А раввин Авремл раздобыл как-то некоторую сумму из общинных денег и построил склепик на могиле реб Гедальи. Местные обыватели косились за это на раввина, но он не сдавался и упорно стоял на своем:

— Не беда, не беда… Реб Гедалья пожертвовал на общину тысячу триста рублей, а община ему склепик поставила; путаницы тут нет никакой.

Он по целым дням не выходил из дому и корпел над фолиантами Талмуда. Ко времени, когда постройка склепа была закончена, он заканчивал чтение трактата; в сопровождении нескольких десятков человек отправился он на кладбище, прочел над могилой реб Гедальи последние главы трактата и произнес заупокойную молитву. В старой синагоге молитва затянулась в этот день дольше обыкновенного: реб Авремл со спутниками зашли сюда с кладбища помолиться. Все они еле держались на ногах от усталости и должны были выпить по глотку водки за упокой души реб Гедальи.

В синагоге было по-будничному тихо. Первая пасхальная пыль покрывала пюпитры и скамьи; служка успел уже сходить домой позавтракать. Среди прихожан шли толки о белой рубашке, в которую облекли реб Гедалью перед смертью по его распоряжению:

— Рубашка эта, кажется, досталась ему в наследство от какого-то далекого прапрадеда.

Раввин, держа в руках рюмку водки, рассказывал собравшимся о покойнике — царство ему небесное!

— Это было… ну да, незадолго до кончины. Говорит он мне: Авремл, — говорит, — ну, чего плачешь? Глупый ты, да знай я, что оставляю на земле наследника, я бы шел туда, словно на пир…

Все слушали молча; один из прихожан, вечно шатающийся без дела, всегда растерянный, изможденный, подобострастный человечек, придвинулся к соседу; только что выпитая рюмка водки вызвала на лице его глуповатую улыбку. Его подмывало теперь пустить какой-нибудь намек насчет того, что вот, мол, Миреле любила, бывало, гулять с молодыми людьми по улице, а после смерти отца небось ни разу сюда не заглянула; он высказал глубокомысленное соображение:

— Реб Гедалья, видно, знал ее насквозь, доченьку свою… Уж он-то понимал, что это за птица…

В конце пасхальной недели приехали к Тарабаю дети из губернского города; с ними приехал и студент-политехник, товарищ Геллера. Встретившись с акушеркой Шац, которая жила теперь возле сахарного завода, он рассказал ей, что происходило с Миреле в то время, как отец ее лежал на смертном одре: об этом знал он от Геллера.

Вскоре до Бурнесов дошла весть о том, что Миреле бросила мужа и живет в гостинице с акушеркиным приятелем Герцем; что никто толком не знает, развелась ли она с мужем или нет; что она не допускает к себе никого из мужниной родни, кроме одного племянника, который еще холост и слывет большим богатеем. Однажды как-то в воскресный день после обеда в столовой у Бурнесов зашла об этом речь:

— Что и говорить: Вове остается только Бога благодарить, что избавился от напасти.

Но когда Вова появился на пороге отцовского кабинета, все сразу смущенно затихли и не решались поднять на него глаза. Обе дочки одна за другой выскользнули украдкой из комнаты. И только мать поудобнее уселась на диване.

Воцарилось молчание.

— Вова, — спросила мать, — когда же все это кончится? Когда уже наступят лучшие времена?
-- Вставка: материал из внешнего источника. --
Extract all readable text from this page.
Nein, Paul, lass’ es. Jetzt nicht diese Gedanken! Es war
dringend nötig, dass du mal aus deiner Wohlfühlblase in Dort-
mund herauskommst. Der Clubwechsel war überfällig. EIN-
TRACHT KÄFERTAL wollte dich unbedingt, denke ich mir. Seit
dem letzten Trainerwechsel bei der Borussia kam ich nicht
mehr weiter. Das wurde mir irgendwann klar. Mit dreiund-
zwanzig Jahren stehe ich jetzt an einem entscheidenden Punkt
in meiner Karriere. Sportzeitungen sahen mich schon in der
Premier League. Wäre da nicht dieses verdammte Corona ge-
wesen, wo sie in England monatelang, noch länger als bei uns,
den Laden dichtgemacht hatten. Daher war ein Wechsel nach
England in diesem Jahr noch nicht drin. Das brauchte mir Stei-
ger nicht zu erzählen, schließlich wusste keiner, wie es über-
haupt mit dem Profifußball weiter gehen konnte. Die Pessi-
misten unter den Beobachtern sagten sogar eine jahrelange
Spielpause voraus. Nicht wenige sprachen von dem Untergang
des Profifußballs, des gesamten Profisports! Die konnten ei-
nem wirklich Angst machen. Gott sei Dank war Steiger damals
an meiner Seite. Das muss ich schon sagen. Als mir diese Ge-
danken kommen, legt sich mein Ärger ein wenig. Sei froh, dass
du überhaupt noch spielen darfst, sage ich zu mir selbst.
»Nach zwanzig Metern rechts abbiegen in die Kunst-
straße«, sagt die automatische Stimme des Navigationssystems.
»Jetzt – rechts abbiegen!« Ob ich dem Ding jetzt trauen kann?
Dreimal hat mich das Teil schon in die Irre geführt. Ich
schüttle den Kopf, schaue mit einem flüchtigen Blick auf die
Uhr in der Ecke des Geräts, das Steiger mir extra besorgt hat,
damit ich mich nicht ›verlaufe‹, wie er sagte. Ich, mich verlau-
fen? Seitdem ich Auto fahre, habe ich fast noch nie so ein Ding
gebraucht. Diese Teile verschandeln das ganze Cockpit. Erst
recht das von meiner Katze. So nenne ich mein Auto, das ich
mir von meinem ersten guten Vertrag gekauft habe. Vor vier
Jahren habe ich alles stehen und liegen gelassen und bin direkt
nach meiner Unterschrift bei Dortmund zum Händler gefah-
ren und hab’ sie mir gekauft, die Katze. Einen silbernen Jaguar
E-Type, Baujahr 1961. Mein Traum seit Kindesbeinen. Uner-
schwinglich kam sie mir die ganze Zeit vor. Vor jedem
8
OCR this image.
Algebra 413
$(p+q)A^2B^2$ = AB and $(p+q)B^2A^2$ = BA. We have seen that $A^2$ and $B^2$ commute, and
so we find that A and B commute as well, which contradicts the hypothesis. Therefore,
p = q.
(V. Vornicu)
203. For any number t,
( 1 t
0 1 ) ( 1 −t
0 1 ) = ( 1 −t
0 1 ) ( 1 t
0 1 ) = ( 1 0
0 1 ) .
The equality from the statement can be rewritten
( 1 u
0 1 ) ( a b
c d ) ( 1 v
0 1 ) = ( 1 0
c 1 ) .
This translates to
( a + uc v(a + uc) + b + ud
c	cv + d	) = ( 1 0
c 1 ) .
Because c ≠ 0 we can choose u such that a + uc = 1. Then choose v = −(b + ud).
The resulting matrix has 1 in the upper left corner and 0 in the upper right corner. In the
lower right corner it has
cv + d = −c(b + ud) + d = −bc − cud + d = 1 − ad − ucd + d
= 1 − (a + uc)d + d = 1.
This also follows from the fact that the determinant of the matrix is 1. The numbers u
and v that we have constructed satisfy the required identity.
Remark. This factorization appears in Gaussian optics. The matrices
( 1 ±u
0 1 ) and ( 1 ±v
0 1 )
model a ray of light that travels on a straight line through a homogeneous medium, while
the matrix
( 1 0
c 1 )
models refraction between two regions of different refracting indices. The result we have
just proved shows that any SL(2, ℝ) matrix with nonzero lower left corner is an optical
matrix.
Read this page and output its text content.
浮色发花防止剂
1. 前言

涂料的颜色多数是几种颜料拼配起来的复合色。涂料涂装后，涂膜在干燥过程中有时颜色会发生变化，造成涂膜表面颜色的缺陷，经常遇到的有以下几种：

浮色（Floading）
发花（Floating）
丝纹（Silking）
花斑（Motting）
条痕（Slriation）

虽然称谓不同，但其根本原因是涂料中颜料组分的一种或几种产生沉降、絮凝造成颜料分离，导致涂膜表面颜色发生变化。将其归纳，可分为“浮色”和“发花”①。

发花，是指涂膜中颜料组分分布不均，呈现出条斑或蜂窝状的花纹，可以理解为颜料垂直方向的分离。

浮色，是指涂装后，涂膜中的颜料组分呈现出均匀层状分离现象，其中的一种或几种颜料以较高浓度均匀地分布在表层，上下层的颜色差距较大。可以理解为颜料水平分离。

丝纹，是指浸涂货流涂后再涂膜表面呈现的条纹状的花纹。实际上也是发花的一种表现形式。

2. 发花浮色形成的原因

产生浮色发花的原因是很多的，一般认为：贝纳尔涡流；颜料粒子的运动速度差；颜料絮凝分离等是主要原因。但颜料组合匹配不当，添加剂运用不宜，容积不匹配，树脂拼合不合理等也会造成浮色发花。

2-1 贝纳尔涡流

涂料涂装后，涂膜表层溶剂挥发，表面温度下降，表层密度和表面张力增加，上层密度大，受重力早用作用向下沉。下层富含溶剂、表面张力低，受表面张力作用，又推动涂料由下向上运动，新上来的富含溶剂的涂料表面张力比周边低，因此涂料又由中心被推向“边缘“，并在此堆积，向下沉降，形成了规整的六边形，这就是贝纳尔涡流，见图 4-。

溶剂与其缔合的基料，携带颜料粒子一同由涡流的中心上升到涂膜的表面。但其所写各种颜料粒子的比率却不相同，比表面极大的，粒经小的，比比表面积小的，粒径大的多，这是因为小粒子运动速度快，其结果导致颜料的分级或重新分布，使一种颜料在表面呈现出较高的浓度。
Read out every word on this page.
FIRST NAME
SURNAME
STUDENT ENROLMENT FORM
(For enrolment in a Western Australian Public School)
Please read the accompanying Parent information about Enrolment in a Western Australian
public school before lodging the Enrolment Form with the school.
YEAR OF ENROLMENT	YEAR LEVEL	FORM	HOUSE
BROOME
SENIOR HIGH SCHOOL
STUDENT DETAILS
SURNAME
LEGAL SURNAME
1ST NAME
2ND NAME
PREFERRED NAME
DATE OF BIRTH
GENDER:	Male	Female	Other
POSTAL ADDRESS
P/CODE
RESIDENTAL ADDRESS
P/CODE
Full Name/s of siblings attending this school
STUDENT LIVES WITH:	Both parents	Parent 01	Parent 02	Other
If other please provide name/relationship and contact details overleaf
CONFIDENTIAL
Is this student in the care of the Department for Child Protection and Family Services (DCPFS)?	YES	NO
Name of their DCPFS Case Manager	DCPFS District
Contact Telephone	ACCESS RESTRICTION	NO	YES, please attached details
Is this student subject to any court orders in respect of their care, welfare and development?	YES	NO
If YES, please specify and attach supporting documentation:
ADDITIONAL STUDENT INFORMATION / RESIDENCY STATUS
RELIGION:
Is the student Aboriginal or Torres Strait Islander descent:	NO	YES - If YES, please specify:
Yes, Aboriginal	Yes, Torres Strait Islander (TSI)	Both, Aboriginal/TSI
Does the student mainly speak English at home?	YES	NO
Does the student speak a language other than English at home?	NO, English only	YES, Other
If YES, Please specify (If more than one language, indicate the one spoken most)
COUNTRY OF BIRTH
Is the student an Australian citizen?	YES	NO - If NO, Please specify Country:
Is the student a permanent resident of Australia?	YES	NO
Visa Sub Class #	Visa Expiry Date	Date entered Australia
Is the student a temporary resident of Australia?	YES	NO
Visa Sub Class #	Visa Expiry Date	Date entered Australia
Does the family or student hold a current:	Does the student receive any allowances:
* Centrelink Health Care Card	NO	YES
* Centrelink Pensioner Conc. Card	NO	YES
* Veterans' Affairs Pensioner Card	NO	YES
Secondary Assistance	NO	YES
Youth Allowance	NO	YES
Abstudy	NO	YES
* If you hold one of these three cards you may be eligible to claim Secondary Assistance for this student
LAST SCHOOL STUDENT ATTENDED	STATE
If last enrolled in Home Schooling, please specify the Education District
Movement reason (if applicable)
Вова обернулся к ней с перекошенным лицом:

— Что такое?

И потом хмуро отвернулся к окну и стал глядеть на улицу; Бог весть, чего этим людям нужно было и зачем приставали они к нему; он глядел на дом, где жил бывший кассир Гурвицов: оттуда выносили мебель и накладывали на две большие нагруженные телеги.

«Вот, — думалось ему, — уже и родственник реб Гедальи переезжает в уездный город… Опустеет совсем городок… И потянутся такие долгие, жаркие, томительные летние дни: в городке будет пусто; ведь ни одного стоящего человека уже не осталось… А он, Вова Бурнес… Да, вот надо решить насчет тех новых трехсот десятин чернозему, которые предлагают ему возле Миратовского пруда: пожалуй, хорошо было бы взять в аренду и эти триста десятин».

Глава третья

От хромого студента Липкиса вскоре после Швуэс пришла весточка: «Ему оперировали ногу, и операция оказалась удачной».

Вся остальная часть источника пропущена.